To further explore the mechanism of PPAR actions in atherogenesis, Li et al. (15) developed a novel approach for evaluating macrophage foam-cell formation in vivo. This approach involved the adoptive transfer of peritoneal macrophages from various PPAR null mice into the peritoneal cavity of LDLR–/– mice fed a cholesterol-rich diet. This innovative assay provides a new model for macrophage lipid uptake although further validation is needed to clarify whether the assay faithfully reflects the actions of artery wall macrophages during atherogenesis. Nevertheless, Li et al. found that PPARα and PPARγ ligands inhibited lipid accumulation in a receptor-dependent manner, pointing to direct protective mechanisms within the macrophage. PPARγ ligand also markedly reduced cholesterol esterification in macrophages. This newly appreciated activity may be a significant contributor to the atheroprotective effects of PPARγ agonists.

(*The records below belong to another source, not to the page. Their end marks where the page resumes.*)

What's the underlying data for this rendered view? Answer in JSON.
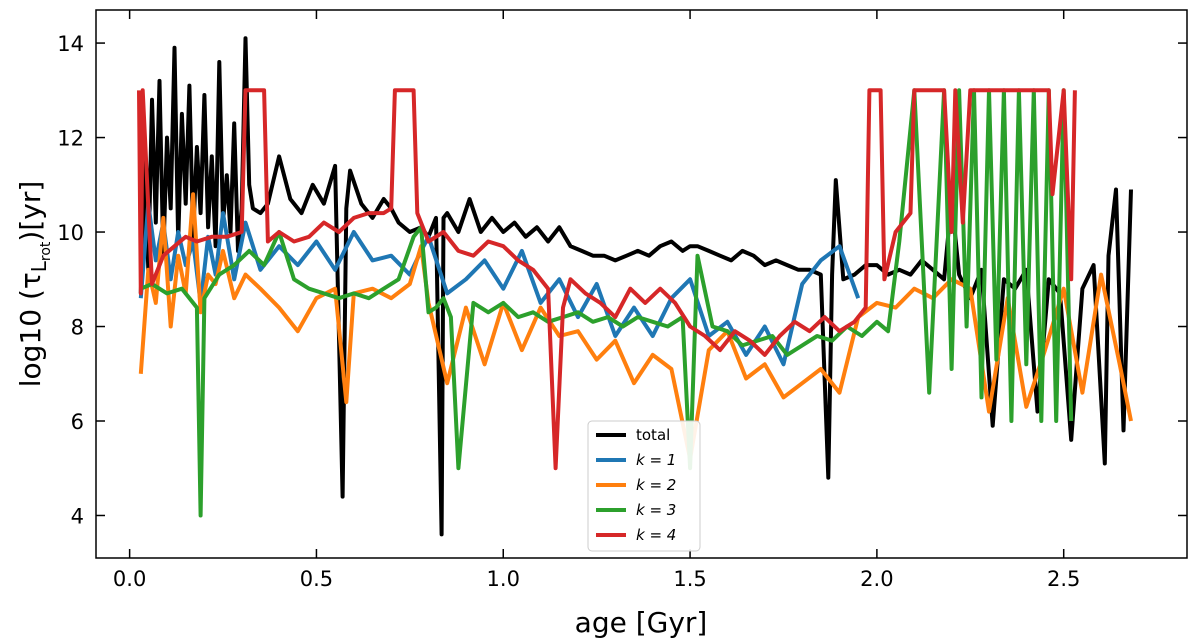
{
  "chart_data": {
    "type": "line",
    "title": "",
    "xlabel": "age [Gyr]",
    "ylabel": "log10 (τ",
    "ylabel_sub": "L",
    "ylabel_subsub": "rot",
    "ylabel_suffix": ")[yr]",
    "xlim": [
      -0.09,
      2.83
    ],
    "ylim": [
      3.1,
      14.7
    ],
    "xticks": [
      0.0,
      0.5,
      1.0,
      1.5,
      2.0,
      2.5
    ],
    "xtick_labels": [
      "0.0",
      "0.5",
      "1.0",
      "1.5",
      "2.0",
      "2.5"
    ],
    "yticks": [
      4,
      6,
      8,
      10,
      12,
      14
    ],
    "ytick_labels": [
      "4",
      "6",
      "8",
      "10",
      "12",
      "14"
    ],
    "legend_position": "lower-center",
    "series": [
      {
        "name": "total",
        "label": "total",
        "color": "#000000",
        "x": [
          0.03,
          0.04,
          0.05,
          0.06,
          0.07,
          0.08,
          0.09,
          0.1,
          0.11,
          0.12,
          0.13,
          0.14,
          0.15,
          0.16,
          0.17,
          0.18,
          0.19,
          0.2,
          0.21,
          0.22,
          0.23,
          0.24,
          0.25,
          0.26,
          0.27,
          0.28,
          0.29,
          0.3,
          0.31,
          0.32,
          0.33,
          0.35,
          0.37,
          0.4,
          0.43,
          0.46,
          0.49,
          0.52,
          0.55,
          0.57,
          0.58,
          0.59,
          0.62,
          0.65,
          0.68,
          0.7,
          0.72,
          0.75,
          0.78,
          0.8,
          0.82,
          0.835,
          0.84,
          0.85,
          0.88,
          0.91,
          0.94,
          0.97,
          1.0,
          1.03,
          1.06,
          1.09,
          1.12,
          1.15,
          1.18,
          1.21,
          1.24,
          1.27,
          1.3,
          1.33,
          1.36,
          1.39,
          1.42,
          1.45,
          1.48,
          1.5,
          1.52,
          1.55,
          1.58,
          1.61,
          1.64,
          1.67,
          1.7,
          1.73,
          1.76,
          1.79,
          1.82,
          1.85,
          1.87,
          1.88,
          1.89,
          1.91,
          1.94,
          1.97,
          2.0,
          2.03,
          2.06,
          2.09,
          2.12,
          2.15,
          2.18,
          2.2,
          2.22,
          2.25,
          2.28,
          2.31,
          2.34,
          2.37,
          2.4,
          2.43,
          2.46,
          2.49,
          2.52,
          2.55,
          2.58,
          2.61,
          2.62,
          2.64,
          2.66,
          2.68
        ],
        "y": [
          8.7,
          11.5,
          9.2,
          12.8,
          10.2,
          13.2,
          9.5,
          12.0,
          10.5,
          13.9,
          9.8,
          12.5,
          10.6,
          13.1,
          9.9,
          11.8,
          10.4,
          12.9,
          10.1,
          11.6,
          9.7,
          13.6,
          10.2,
          11.2,
          10.0,
          12.3,
          9.6,
          10.5,
          14.1,
          11.0,
          10.5,
          10.4,
          10.6,
          11.6,
          10.7,
          10.4,
          11.0,
          10.6,
          11.4,
          4.4,
          10.5,
          11.3,
          10.6,
          10.3,
          10.7,
          10.5,
          10.2,
          10.0,
          10.1,
          9.9,
          10.3,
          3.6,
          10.3,
          10.4,
          10.0,
          10.7,
          10.0,
          10.3,
          10.0,
          10.2,
          9.9,
          10.1,
          9.8,
          10.1,
          9.7,
          9.6,
          9.5,
          9.5,
          9.4,
          9.5,
          9.6,
          9.5,
          9.7,
          9.8,
          9.6,
          9.7,
          9.7,
          9.6,
          9.5,
          9.4,
          9.6,
          9.5,
          9.3,
          9.4,
          9.3,
          9.2,
          9.2,
          9.1,
          4.8,
          9.1,
          11.1,
          9.0,
          9.1,
          9.3,
          9.3,
          9.1,
          9.2,
          9.1,
          9.4,
          9.2,
          9.0,
          10.7,
          9.1,
          8.6,
          9.2,
          5.9,
          9.0,
          8.8,
          9.2,
          6.2,
          9.0,
          8.7,
          5.6,
          8.8,
          9.3,
          5.1,
          9.5,
          10.9,
          5.8,
          10.9
        ]
      },
      {
        "name": "k=1",
        "label": "k = 1",
        "color": "#1f77b4",
        "x": [
          0.03,
          0.05,
          0.07,
          0.09,
          0.11,
          0.13,
          0.15,
          0.17,
          0.19,
          0.21,
          0.23,
          0.25,
          0.28,
          0.31,
          0.35,
          0.4,
          0.45,
          0.5,
          0.55,
          0.6,
          0.65,
          0.7,
          0.75,
          0.78,
          0.8,
          0.85,
          0.9,
          0.95,
          1.0,
          1.05,
          1.1,
          1.15,
          1.2,
          1.25,
          1.3,
          1.35,
          1.4,
          1.45,
          1.5,
          1.55,
          1.6,
          1.65,
          1.7,
          1.75,
          1.8,
          1.85,
          1.9,
          1.95
        ],
        "y": [
          8.6,
          10.6,
          9.4,
          10.2,
          9.0,
          10.0,
          9.3,
          9.8,
          8.5,
          9.9,
          9.1,
          10.4,
          9.0,
          10.2,
          9.2,
          9.7,
          9.3,
          9.8,
          9.2,
          10.0,
          9.4,
          9.5,
          9.1,
          9.6,
          9.9,
          8.7,
          9.0,
          9.4,
          8.8,
          9.6,
          8.5,
          9.0,
          8.2,
          8.9,
          7.8,
          8.4,
          7.8,
          8.6,
          9.0,
          7.8,
          8.1,
          7.4,
          8.0,
          7.2,
          8.9,
          9.4,
          9.7,
          8.6
        ]
      },
      {
        "name": "k=2",
        "label": "k = 2",
        "color": "#ff7f0e",
        "x": [
          0.03,
          0.05,
          0.07,
          0.09,
          0.11,
          0.13,
          0.15,
          0.17,
          0.19,
          0.21,
          0.23,
          0.25,
          0.28,
          0.31,
          0.35,
          0.4,
          0.45,
          0.5,
          0.55,
          0.58,
          0.6,
          0.65,
          0.7,
          0.75,
          0.78,
          0.8,
          0.85,
          0.9,
          0.95,
          1.0,
          1.05,
          1.1,
          1.15,
          1.2,
          1.25,
          1.3,
          1.35,
          1.4,
          1.45,
          1.5,
          1.55,
          1.6,
          1.65,
          1.7,
          1.75,
          1.8,
          1.85,
          1.9,
          1.95,
          2.0,
          2.05,
          2.1,
          2.15,
          2.2,
          2.25,
          2.3,
          2.35,
          2.4,
          2.45,
          2.5,
          2.55,
          2.6,
          2.65,
          2.68
        ],
        "y": [
          7.0,
          9.2,
          8.5,
          10.3,
          8.0,
          9.5,
          8.7,
          10.8,
          8.3,
          9.1,
          8.9,
          9.6,
          8.6,
          9.1,
          8.8,
          8.4,
          7.9,
          8.6,
          8.8,
          6.4,
          8.7,
          8.8,
          8.6,
          8.9,
          9.7,
          8.5,
          6.8,
          8.4,
          7.2,
          8.5,
          7.5,
          8.4,
          7.8,
          7.9,
          7.3,
          7.7,
          6.8,
          7.4,
          7.1,
          5.2,
          7.5,
          7.9,
          6.9,
          7.2,
          6.5,
          6.8,
          7.1,
          6.6,
          8.2,
          8.5,
          8.4,
          8.8,
          8.6,
          9.0,
          8.8,
          6.2,
          8.6,
          6.3,
          7.5,
          8.8,
          6.6,
          9.1,
          7.2,
          6.0
        ]
      },
      {
        "name": "k=3",
        "label": "k = 3",
        "color": "#2ca02c",
        "x": [
          0.03,
          0.06,
          0.1,
          0.14,
          0.18,
          0.19,
          0.2,
          0.24,
          0.28,
          0.32,
          0.36,
          0.4,
          0.44,
          0.48,
          0.52,
          0.56,
          0.6,
          0.64,
          0.68,
          0.72,
          0.76,
          0.78,
          0.8,
          0.82,
          0.84,
          0.86,
          0.88,
          0.92,
          0.96,
          1.0,
          1.04,
          1.08,
          1.12,
          1.16,
          1.2,
          1.24,
          1.28,
          1.32,
          1.36,
          1.4,
          1.44,
          1.48,
          1.5,
          1.52,
          1.56,
          1.6,
          1.64,
          1.68,
          1.72,
          1.76,
          1.8,
          1.84,
          1.88,
          1.92,
          1.96,
          2.0,
          2.03,
          2.06,
          2.1,
          2.14,
          2.18,
          2.2,
          2.22,
          2.24,
          2.26,
          2.28,
          2.3,
          2.32,
          2.34,
          2.36,
          2.38,
          2.4,
          2.42,
          2.44,
          2.46,
          2.48,
          2.5,
          2.52
        ],
        "y": [
          8.8,
          8.9,
          8.7,
          8.8,
          8.4,
          4.0,
          8.6,
          9.1,
          9.3,
          9.6,
          9.3,
          10.0,
          9.0,
          8.8,
          8.7,
          8.6,
          8.7,
          8.6,
          8.8,
          9.0,
          9.9,
          10.1,
          8.3,
          8.4,
          8.6,
          8.2,
          5.0,
          8.5,
          8.3,
          8.5,
          8.2,
          8.3,
          8.1,
          8.2,
          8.3,
          8.1,
          8.2,
          8.0,
          8.2,
          8.1,
          8.0,
          8.2,
          5.0,
          9.5,
          8.0,
          7.9,
          7.6,
          7.7,
          7.8,
          7.4,
          7.6,
          7.8,
          7.7,
          8.0,
          7.8,
          8.1,
          7.9,
          9.8,
          13.0,
          6.6,
          13.0,
          7.1,
          13.0,
          8.0,
          13.0,
          6.5,
          13.0,
          7.3,
          13.0,
          6.0,
          13.0,
          7.2,
          13.0,
          6.0,
          13.0,
          6.0,
          13.0,
          6.0
        ]
      },
      {
        "name": "k=4",
        "label": "k = 4",
        "color": "#d62728",
        "x": [
          0.025,
          0.03,
          0.035,
          0.06,
          0.09,
          0.12,
          0.15,
          0.18,
          0.22,
          0.26,
          0.3,
          0.31,
          0.32,
          0.36,
          0.37,
          0.4,
          0.44,
          0.48,
          0.52,
          0.56,
          0.6,
          0.64,
          0.68,
          0.7,
          0.71,
          0.76,
          0.77,
          0.8,
          0.84,
          0.88,
          0.92,
          0.96,
          1.0,
          1.04,
          1.08,
          1.12,
          1.14,
          1.16,
          1.18,
          1.22,
          1.26,
          1.3,
          1.34,
          1.38,
          1.42,
          1.46,
          1.5,
          1.54,
          1.58,
          1.62,
          1.66,
          1.7,
          1.74,
          1.78,
          1.82,
          1.86,
          1.9,
          1.94,
          1.97,
          1.98,
          2.01,
          2.02,
          2.05,
          2.09,
          2.1,
          2.14,
          2.18,
          2.2,
          2.21,
          2.23,
          2.25,
          2.27,
          2.31,
          2.35,
          2.39,
          2.43,
          2.46,
          2.47,
          2.5,
          2.52,
          2.53
        ],
        "y": [
          13.0,
          8.7,
          13.0,
          8.9,
          9.5,
          9.7,
          9.9,
          9.8,
          9.9,
          9.9,
          10.0,
          13.0,
          13.0,
          13.0,
          9.8,
          10.0,
          9.8,
          9.9,
          10.2,
          10.0,
          10.3,
          10.4,
          10.4,
          10.5,
          13.0,
          13.0,
          10.4,
          9.8,
          10.0,
          9.6,
          9.5,
          9.8,
          9.7,
          9.4,
          9.2,
          8.8,
          5.0,
          8.4,
          9.0,
          8.7,
          8.5,
          8.2,
          8.8,
          8.5,
          8.8,
          8.5,
          8.0,
          7.8,
          7.5,
          7.9,
          7.7,
          7.4,
          7.8,
          8.1,
          7.9,
          8.2,
          7.9,
          8.1,
          8.4,
          13.0,
          13.0,
          9.0,
          10.0,
          10.4,
          13.0,
          13.0,
          13.0,
          10.0,
          13.0,
          10.2,
          13.0,
          13.0,
          13.0,
          13.0,
          13.0,
          13.0,
          13.0,
          10.8,
          13.0,
          9.0,
          13.0
        ]
      }
    ]
  }
}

The authors also investigated the potential role of LXRs in the antiatherogenic effects of PPAR ligands. LXR is a key transcriptional regulator of ABCA1 and ABCG1 expression and plays a major role in protection against cellular lipid overload, as deduced from studies using LXR-deficient macrophages and synthetic ligands (1618). The results of Li et al. (15) suggest that the inhibition of foam-cell formation observed with PPARα ligands requires the expression of LXRs whereas inhibition by PPARγ ligands does not. Interestingly, the authors found that the ability of rosiglitazone to inhibit peritoneal foam-cell formation in WT and LXR null macrophages correlated with a modest increase in ABCG1 but not ABCA1 expression. Thus the ability of PPARγ to promote efflux independently of LXR may involve direct effects on efflux transporters (Figure 1). ABCG1 was recently shown to increase cholesterol efflux from macrophages to HDL, but not apoAI (19) and ex vivo macrophages from PPARγ ligand–treated mice showed increased cholesterol efflux to HDL, consistent with this mechanism. However, the definitive role of ABCG1 in lipid metabolism and atherosclerosis in vivo has not yet been established. Furthermore, the effects of PPAR agonists on ABCG1 expression in macrophages are small compared to those of LXR agonists (18), and the possibility that ABCG1 might be a direct target of PPARγ remains to be explored. In the future, it will be of interest to determine whether the atheroprotective effects of PPAR agonists are lost in mice lacking ABCG1.

Conclusions

The study by Li et al. (15) provides new insights into pathways regulating macrophage lipid accumulation and rounds out the family picture of PPARs in atherosclerosis (Figure 1). Both PPARα and PPARγ ligands were shown to protect against atherosclerosis in LDLR–/– mice and inhibit macrophage foam-cell formation. In contrast, the authors did not observe any effect from PPARβ activation. Given the discrepancies between PPARβ agonist effects in mice and primates, however, the possibility that PPARβ ligands may have beneficial effects on cardiovascular disease in humans is not excluded by the present study. Finally the work of Li et al. emphasizes that PPAR agonists are likely to exert their antiatherosclerotic properties by multiple mechanisms, including improving systemic lipid levels, improving insulin resistance, and inhibiting the accumulation of macrophage foam cells.

Footnotes

See the related article beginning on page 1564.

Nonstandard abbreviations used: LDLR–/–, LDL receptor–deficient; LXR, liver X receptor.

Conflict of interest: The authors have declared that no conflict of interest exists.